With that, at certain points in your training lifecycle your strength will naturally plateau. That is, if you don’t implement certain protocols like we do here at uFit. You probably won’t know them because they’re fancy and not often implemented in the gym.

That’s things like:

Less reps, banded work, paused sets, 1.5 reps, mechanical drop sets…

So if you’ve been a gym goer for any period of time and you haven’t switched up your weights then you’ve probably fallen into the trap of complacency. And complacency leads to a lack of results.

So how do you know when the weight you’re lifting is too heavy?

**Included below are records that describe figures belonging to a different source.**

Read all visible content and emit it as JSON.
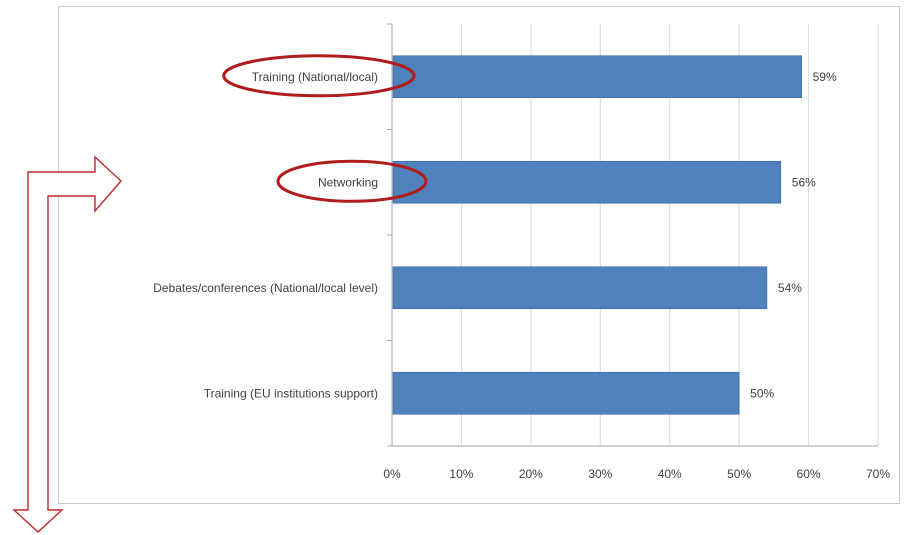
{
  "chart_data": {
    "type": "bar",
    "orientation": "horizontal",
    "categories": [
      "Training (National/local)",
      "Networking",
      "Debates/conferences (National/local level)",
      "Training (EU institutions support)"
    ],
    "values": [
      59,
      56,
      54,
      50
    ],
    "data_labels": [
      "59%",
      "56%",
      "54%",
      "50%"
    ],
    "x_ticks": [
      "0%",
      "10%",
      "20%",
      "30%",
      "40%",
      "50%",
      "60%",
      "70%"
    ],
    "xlim": [
      0,
      70
    ],
    "grid": true,
    "legend": "none",
    "highlighted_categories": [
      "Training (National/local)",
      "Networking"
    ]
  },
  "colors": {
    "bar": "#4f81bd",
    "bar_stroke": "#3a6aa3",
    "grid": "#d9d9d9",
    "axis": "#a6a6a6",
    "highlight_ellipse": "#b01c1c",
    "arrow": "#c0282d"
  },
  "annotations": {
    "ellipses": [
      "highlight-ellipse",
      "highlight-ellipse"
    ],
    "arrow": "bent-arrow-right-and-down"
  }
}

When you’re following a well designed workout (like here at uFit’s Density classes) you’ll most likely have a certain number of reps to achieve for that exercise for that day. And the goal is to obviously hit the number of reps required with the weight you’re lifting for the allotted time cap.

So here at uFit we look for 3 markers that suggest you should stop your set there.

  • You can’t complete the full range of motion therefore not completing the reps in the required fashion
  • Your form breaks down
  • The rep takes longer than 4 seconds to complete without any tempo involved.

Of course, the form is subjective because there has to be some variance to a degree.

If your technique is absolutely on point and you’re barely breaking a sweat throughout all the required reps than you’re certainly going too light.

And if all your reps are a little sloppy and loose you’ll be building subpar movement patterns which can lead to poor posture and injuries over time.

So the sweet spot between above is great. Not pushing to absolute failure, and not finding it a breeze.

So then how do you know when you should go heavier with your weights?

Pick a weight that you usually do 10 reps of an exercise for and rep it out. By repping it out I mean perform it again but perform as many reps as you can without falling into the above 3 bullet points.

If you push it and you achieve only 11-13 reps. You’re probably good to carry on.

If however you get 31 reps? Then you’re definitely going too light and you need to up the weight to create a better training stimulus.

Here at uFit we have this thing called Reps in Reserve (RIR). Usually when picking a weight to use we want our members to leave around 2 reps in reserve. This means we never take exercises to failure, risking injury (it’s ok from time to time but not all the time) and it provides just enough stimulus to contribute to a training effect.

As you know, your mind will most likely hold you back from lifting heavier because a heavier weight is tough, seems scary and you may think you’ll injure yourself. If you follow the above protocols though, you’ll more than justify increasing your weights in a safe manner.

Just don’t lift a weight that contributes to the breakdown of those 3 bullet points above.